The negotiations – aiming for an agreement by October – are also “anti-democratic” because civil society groups and trade unions are largely shut out, a hard-hitting statement says.
The protest accuses the government of downgrading international agreements on poverty and the climate emergency, in an echo of criticism of the UK’s trade deal with Australia.
The “strategic approach” set out “prioritises increased trade at any cost”, while neglecting “local businesses, secure livelihoods and access to public services”, it alleges.
“We are particularly concerned these negative impacts will be disproportionately borne by women and other already marginalized groups,” reads the statement, signed by 10 organisations.
It is the strongest challenge yet to the government’s post-Brexit agenda to strike as many free trade agreements (FTAs) as possible, as a prize for leaving the EU.

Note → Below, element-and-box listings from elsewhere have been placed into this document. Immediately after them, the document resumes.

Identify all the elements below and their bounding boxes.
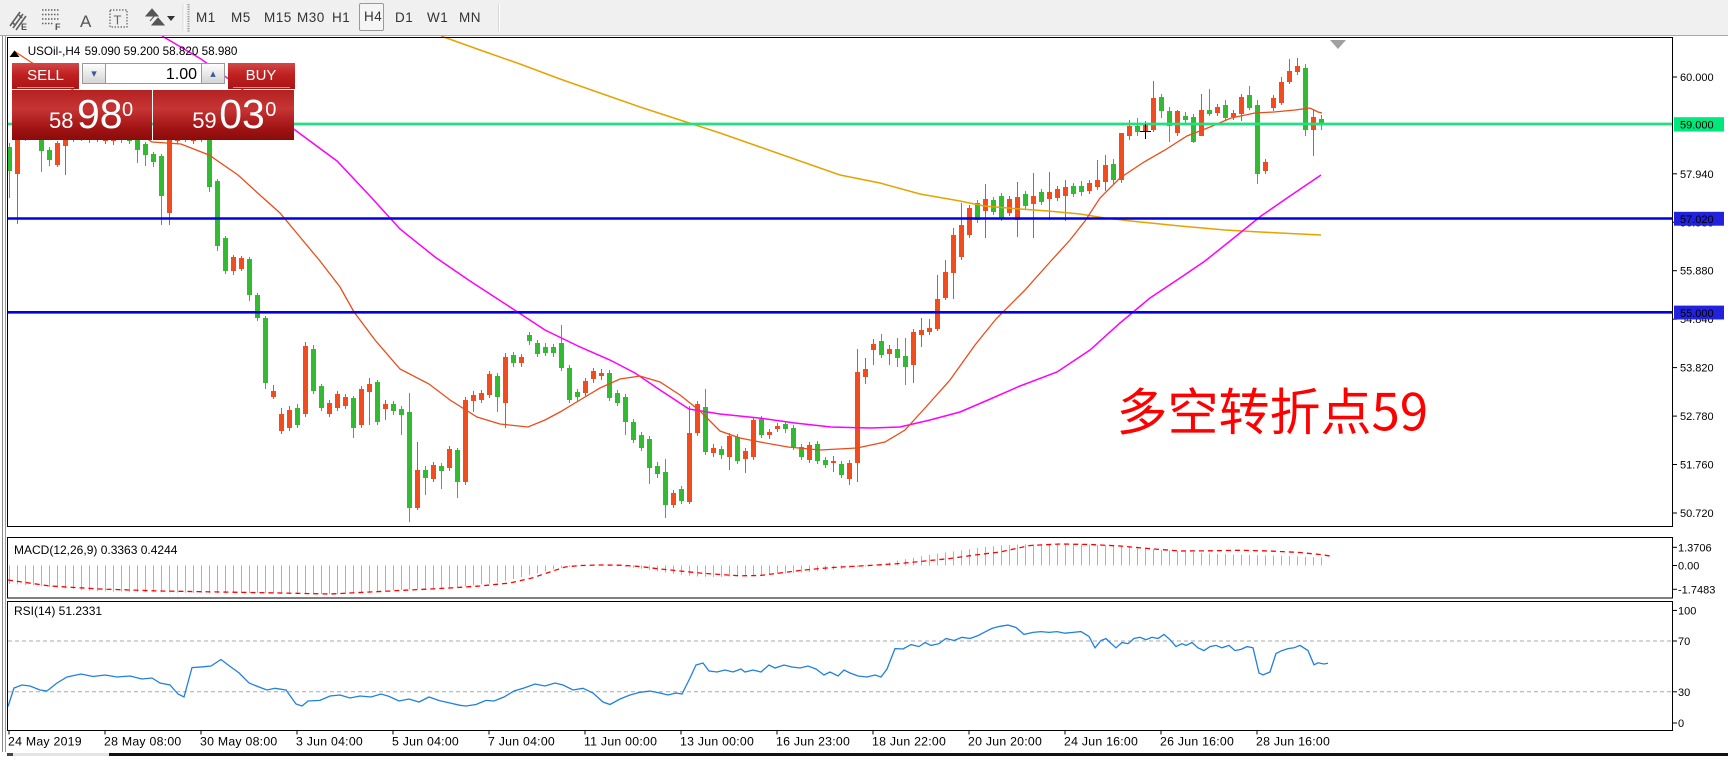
svg-text:E: E [21, 22, 27, 32]
svg-text:60.000: 60.000 [1680, 72, 1714, 84]
svg-text:57.940: 57.940 [1680, 169, 1714, 181]
svg-text:24 May 2019: 24 May 2019 [8, 734, 82, 748]
svg-text:A: A [80, 12, 92, 31]
svg-text:13 Jun 00:00: 13 Jun 00:00 [680, 734, 754, 748]
svg-text:59.000: 59.000 [1680, 120, 1714, 132]
svg-text:F: F [55, 22, 61, 32]
svg-text:USOil-,H4: USOil-,H4 [28, 45, 81, 58]
svg-text:20 Jun 20:00: 20 Jun 20:00 [968, 734, 1042, 748]
svg-text:RSI(14) 51.2331: RSI(14) 51.2331 [14, 604, 102, 618]
svg-text:26 Jun 16:00: 26 Jun 16:00 [1160, 734, 1234, 748]
svg-text:70: 70 [1678, 636, 1690, 648]
svg-text:51.760: 51.760 [1680, 460, 1714, 472]
svg-text:24 Jun 16:00: 24 Jun 16:00 [1064, 734, 1138, 748]
svg-text:52.780: 52.780 [1680, 411, 1714, 423]
svg-text:53.820: 53.820 [1680, 363, 1714, 375]
svg-text:1.3706: 1.3706 [1678, 542, 1712, 554]
svg-text:0.00: 0.00 [1678, 561, 1699, 573]
svg-text:-1.7483: -1.7483 [1678, 584, 1715, 596]
svg-text:MACD(12,26,9) 0.3363 0.4244: MACD(12,26,9) 0.3363 0.4244 [14, 543, 178, 557]
svg-text:28 Jun 16:00: 28 Jun 16:00 [1256, 734, 1330, 748]
svg-text:59.090 59.200 58.820 58.980: 59.090 59.200 58.820 58.980 [85, 45, 238, 58]
svg-text:T: T [114, 13, 122, 28]
svg-text:0: 0 [1678, 718, 1684, 730]
svg-text:16 Jun 23:00: 16 Jun 23:00 [776, 734, 850, 748]
svg-text:55.880: 55.880 [1680, 266, 1714, 278]
svg-text:7 Jun 04:00: 7 Jun 04:00 [488, 734, 555, 748]
svg-text:11 Jun 00:00: 11 Jun 00:00 [584, 734, 657, 748]
svg-text:30: 30 [1678, 687, 1690, 699]
svg-text:57.020: 57.020 [1680, 214, 1714, 226]
svg-text:28 May 08:00: 28 May 08:00 [104, 734, 182, 748]
svg-text:30 May 08:00: 30 May 08:00 [200, 734, 278, 748]
svg-text:55.000: 55.000 [1680, 308, 1714, 320]
svg-text:100: 100 [1678, 605, 1696, 617]
svg-text:18 Jun 22:00: 18 Jun 22:00 [872, 734, 946, 748]
svg-text:50.720: 50.720 [1680, 508, 1714, 520]
svg-text:5 Jun 04:00: 5 Jun 04:00 [392, 734, 459, 748]
svg-text:3 Jun 04:00: 3 Jun 04:00 [296, 734, 363, 748]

Boris Johnson has set his successor to a deadline of securing the bulk of the India deal by the Hindu Diwali festival in late October, having made progress on his trip to the country in April.
After those talks, he was accused of breaking a pledge to do everything possible to ensure “Putin fails” in Ukraine, admitting he did not try to persuade India to drop its neutral stance towards Russia.
In contrast to the puny economic gains from the deals with Australia and New Zealand, trade experts believe there will be a benefit from an agreement with the sub-continent’s economic powerhouse.
The statement, signed by the Trade Justice Movement and Traidcraft Exchange among others, agrees that “trade has the potential to bring benefits to both countries”.
But it attacks the UK’s failure to set out how the deal will “align with its commitments under the Sustainable Development Goals, the Paris Climate Agreement and other international agreements”.
“Its current approach to trade fails to properly align with fundamental human and labor rights, and our countries’ shared commitment to addressing the climate crisis,” it reads.
In both countries, civil society groups have been given “very limited access to information, or opportunity to input into negotiations, particularly in comparison to business groups”.
“There is no parliamentary ratification process in India and, in the UK, parliamentarians are denied a guaranteed and meaningful vote,” the statement adds.
But a spokesperson for the Department for International Trade said: “We carry out considerable consultation on new trade deals and will always share as much information as we can.
“We will only agree to a trade deal with India which benefits the UK and upholds our high environmental standards.”
A 14-week consultation was carried out with organizations across the UK to help develop priorities, the department said.
The criticism comes after a study warned the UK’s high animal welfare standards are in “clear and present danger” from such deals without tougher government rules.